Before starting an IUD

Exclude pregnancy before inserting a levonorgestrel-releasing or copper intrauterine contraceptive device (IUD), because there is a risk of harm to an undetected pregnancy.

Note: Exclude pregnancy before inserting an IUD for contraception.

Pregnancy can be excluded if the individual:

  • has not had intercourse since the start of the last regular menstrual period
  • has been consistently and correctly using a reliable method of contraception
  • is within 5 days of the start of a regular menstrual period
  • gave birth less than 21 days ago
  • had an abortion or miscarriage less than 5 days ago
  • has a negative pregnancy test and has not had unprotected intercourse in the last 21 days.
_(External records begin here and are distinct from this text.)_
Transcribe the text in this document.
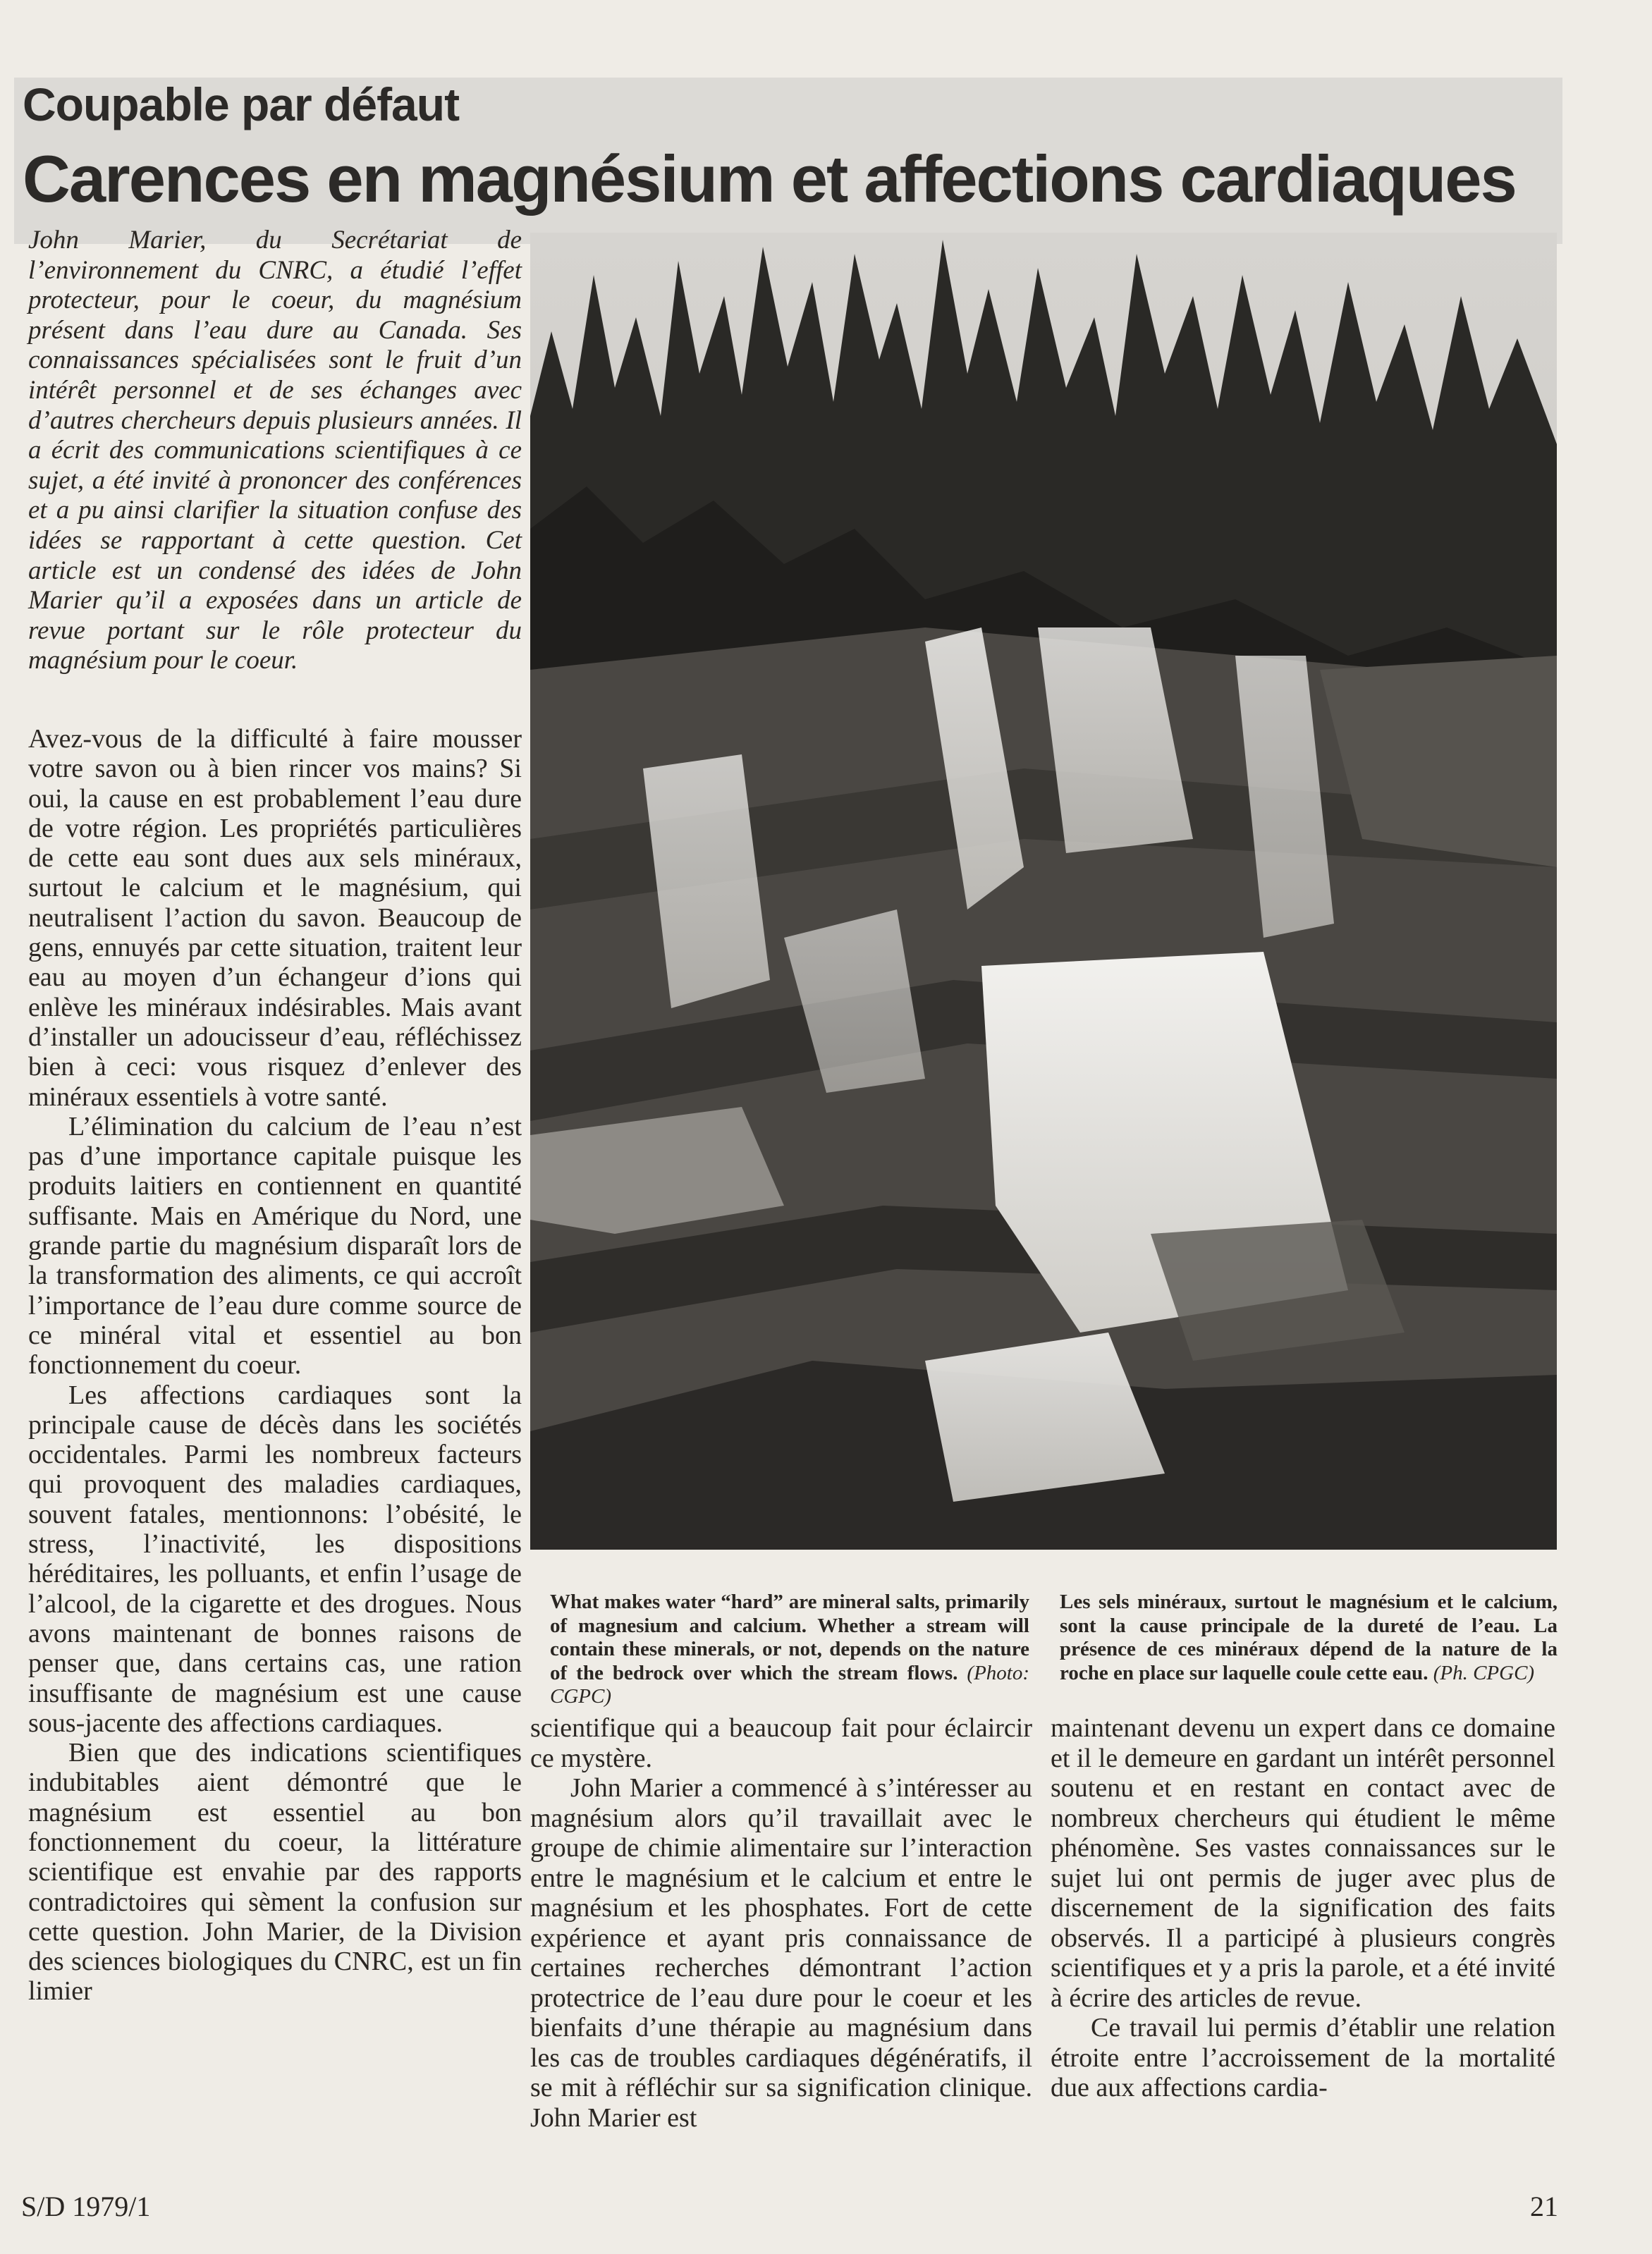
Coupable par défaut
Carences en magnésium et affections cardiaques
John Marier, du Secrétariat de l’environnement du CNRC, a étudié l’effet protecteur, pour le coeur, du magnésium présent dans l’eau dure au Canada. Ses connaissances spécialisées sont le fruit d’un intérêt personnel et de ses échanges avec d’autres chercheurs depuis plusieurs années. Il a écrit des communications scientifiques à ce sujet, a été invité à prononcer des conférences et a pu ainsi clarifier la situation confuse des idées se rapportant à cette question. Cet article est un condensé des idées de John Marier qu’il a exposées dans un article de revue portant sur le rôle protecteur du magnésium pour le coeur.

Avez-vous de la difficulté à faire mousser votre savon ou à bien rincer vos mains? Si oui, la cause en est probablement l’eau dure de votre région. Les propriétés particulières de cette eau sont dues aux sels minéraux, surtout le calcium et le magnésium, qui neutralisent l’action du savon. Beaucoup de gens, ennuyés par cette situation, traitent leur eau au moyen d’un échangeur d’ions qui enlève les minéraux indésirables. Mais avant d’installer un adoucisseur d’eau, réfléchissez bien à ceci: vous risquez d’enlever des minéraux essentiels à votre santé.

L’élimination du calcium de l’eau n’est pas d’une importance capitale puisque les produits laitiers en contiennent en quantité suffisante. Mais en Amérique du Nord, une grande partie du magnésium disparaît lors de la transformation des aliments, ce qui accroît l’importance de l’eau dure comme source de ce minéral vital et essentiel au bon fonctionnement du coeur.

Les affections cardiaques sont la principale cause de décès dans les sociétés occidentales. Parmi les nombreux facteurs qui provoquent des maladies cardiaques, souvent fatales, mentionnons: l’obésité, le stress, l’inactivité, les dispositions héréditaires, les polluants, et enfin l’usage de l’alcool, de la cigarette et des drogues. Nous avons maintenant de bonnes raisons de penser que, dans certains cas, une ration insuffisante de magnésium est une cause sous-jacente des affections cardiaques.

Bien que des indications scientifiques indubitables aient démontré que le magnésium est essentiel au bon fonctionnement du coeur, la littérature scientifique est envahie par des rapports contradictoires qui sèment la confusion sur cette question. John Marier, de la Division des sciences biologiques du CNRC, est un fin limier

What makes water “hard” are mineral salts, primarily of magnesium and calcium. Whether a stream will contain these minerals, or not, depends on the nature of the bedrock over which the stream flows. (Photo: CGPC)
Les sels minéraux, surtout le magnésium et le calcium, sont la cause principale de la dureté de l’eau. La présence de ces minéraux dépend de la nature de la roche en place sur laquelle coule cette eau. (Ph. CPGC)

scientifique qui a beaucoup fait pour éclaircir ce mystère.

John Marier a commencé à s’intéresser au magnésium alors qu’il travaillait avec le groupe de chimie alimentaire sur l’interaction entre le magnésium et le calcium et entre le magnésium et les phosphates. Fort de cette expérience et ayant pris connaissance de certaines recherches démontrant l’action protectrice de l’eau dure pour le coeur et les bienfaits d’une thérapie au magnésium dans les cas de troubles cardiaques dégénératifs, il se mit à réfléchir sur sa signification clinique. John Marier est

maintenant devenu un expert dans ce domaine et il le demeure en gardant un intérêt personnel soutenu et en restant en contact avec de nombreux chercheurs qui étudient le même phénomène. Ses vastes connaissances sur le sujet lui ont permis de juger avec plus de discernement de la signification des faits observés. Il a participé à plusieurs congrès scientifiques et y a pris la parole, et a été invité à écrire des articles de revue.

Ce travail lui permis d’établir une relation étroite entre l’accroissement de la mortalité due aux affections cardia-

S/D 1979/1	21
Assess the risk of a sexually transmitted infection (STI) to determine whether screening for chlamydia and gonorrhoea is indicated before or on the day of the procedure. STI screening is recommended in all individuals younger than 30 years, and those older than 30 years at risk of an STI, to avoid introducing pathogens into the upper genital tract during IUD insertion. If a clinical diagnosis of bacterial vaginosis is made at the time of insertion, treatment is recommended—see the Antibiotic guidelines for treatment regimens.

Note:

Antibiotic prophylaxis (including for prevention of infective endocarditis) is not indicated before insertion of an IUD.

Antibiotic prophylaxis is not indicated before insertion of an IUD (see Surgical prophylaxis for gynaecological surgery).

Antibiotic prophylaxis is also not required for individuals at risk of infective endocarditis (see Prevention of infective endocarditis). However, it is particularly important to investigate any abnormal vaginal discharge, pelvic pain, or abnormal bleeding before IUD insertion in individuals at risk of endocarditis; IUD insertion can proceed if infection is ruled out or treated.